Have you ever watched a small child, a toddler, walk towards its Mom or Dad? Have you seen the look of anticipation in its face? Have you seen the joy when the child reaches its parent? Some of my most precious memories as a parent are when when I’d come home from a long trip, Nathan and Samuel were probably just two-footers, and their faces would just light up on seeing me and they’d run up to me with their arms wide open. I imagine that was the look, they joy that Peter experienced when he and Jesus met, on the water.
It can be so easy for us to forget our identity. There are many, many things in our culture that distract us and cause us to forget. But as a child of God, loved beyond measure, when we look through the storm and see Jesus asking us to come, knowing that being with Jesus means being safe, our response is the same, and suddenly having the courage to step out of the boat is no longer in question.
First, child of God, you must remember your identity…
And second, you must know who Jesus is.
Peter was clear; Jesus was the Savior, the Messiah, the miracle-worker. Peter had seen Jesus transfigured alongside Elijah and Moses. He had seen Jesus feed the thousands. Even now, he was watching Jesus walk out to them on the water, in the midst of a storm.
When Peter saw Jesus, it was crystal-clear to him that this was the Messiah.
Our faith never quite seems that clear to us, does it? Sometimes it can seem like we’re looking through a clouded glass. Sometimes the work of God doesn’t seem very clear to us at all.
But our problem is, when we can clearly see God, we often we confuse that with God being invisible; or even worse, not even present.
One of my very favorite questions to ask any group is “Where have you seen God today?” The first time I ask that question, there is usually a confused silence; as in “I was supposed to see God today?”

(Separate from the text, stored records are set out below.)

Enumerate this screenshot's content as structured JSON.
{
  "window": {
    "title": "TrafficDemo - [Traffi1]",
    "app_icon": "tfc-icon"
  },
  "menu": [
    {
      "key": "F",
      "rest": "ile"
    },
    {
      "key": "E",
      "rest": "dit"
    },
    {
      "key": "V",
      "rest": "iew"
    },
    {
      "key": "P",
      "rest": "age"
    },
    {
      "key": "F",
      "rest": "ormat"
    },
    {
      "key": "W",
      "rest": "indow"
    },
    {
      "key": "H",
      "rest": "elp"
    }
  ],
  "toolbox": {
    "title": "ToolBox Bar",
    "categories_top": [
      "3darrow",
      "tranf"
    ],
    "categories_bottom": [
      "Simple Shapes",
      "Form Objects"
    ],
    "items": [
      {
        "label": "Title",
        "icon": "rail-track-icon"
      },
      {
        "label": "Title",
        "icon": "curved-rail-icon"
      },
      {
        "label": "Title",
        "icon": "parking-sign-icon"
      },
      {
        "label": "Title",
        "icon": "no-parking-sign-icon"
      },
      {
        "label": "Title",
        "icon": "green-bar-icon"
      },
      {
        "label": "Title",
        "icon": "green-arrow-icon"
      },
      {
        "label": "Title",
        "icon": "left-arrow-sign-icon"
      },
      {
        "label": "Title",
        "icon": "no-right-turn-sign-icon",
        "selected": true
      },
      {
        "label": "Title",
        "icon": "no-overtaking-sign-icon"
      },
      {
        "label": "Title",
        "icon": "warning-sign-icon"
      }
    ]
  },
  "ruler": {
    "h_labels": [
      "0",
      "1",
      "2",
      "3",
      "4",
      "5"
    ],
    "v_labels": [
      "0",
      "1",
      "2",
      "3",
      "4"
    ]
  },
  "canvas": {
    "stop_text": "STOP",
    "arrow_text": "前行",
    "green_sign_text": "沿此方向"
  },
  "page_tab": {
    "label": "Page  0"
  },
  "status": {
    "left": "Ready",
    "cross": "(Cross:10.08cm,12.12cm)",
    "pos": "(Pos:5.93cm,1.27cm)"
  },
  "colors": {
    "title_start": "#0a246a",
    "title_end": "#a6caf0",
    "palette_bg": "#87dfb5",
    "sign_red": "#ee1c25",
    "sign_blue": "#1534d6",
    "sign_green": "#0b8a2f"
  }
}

An important part of any growing faith is developing the practice of looking and seeing what God is up to on any given day.
It’s often in the small and insignificant moments; it was in listening to Chris, our jr. high youth minister describe the conversation in the jr. high book study group last week. It was deep and rich. Clearly, God was in their midst.
It was in watching Kathy, a Trinity member, greet a family with their baby who came Friday afternoon to pick up food from the Wildcat Pantry. That was a beautiful moment of welcome and hospitality.
It was in listening to a presentation about the work of the Owatonna Crisis Resource Center last week to our Outreach Commission. Powerful stuff is happening there!
Jesus is present and at work, if we can just open our eyes and look through life’s storms to see. Try it this week: At the end of every day, just ask yourself, “where did I see God at work today?”
And as confident as Peter was when he saw Jesus standing in the storm, we can be as confident in the presence of Christ in this church…in this community…in the world.
Fear can lead to anxiety, which can shut us down emotionally, spiritually and even physically.
But being confident in who we are as beloved children of God, and being confident in who Jesus is as Savior…this gives us all we need not just to live, but to overcome our fears; to live bold lives; to live as people who can step out of the boat; to live as people who can walk on the water.
Remember who you are. You are a beloved child of God. Know who Jesus is. He is your Savior. And he calls you to step beyond your fear, to step out of the boat and to walk with him.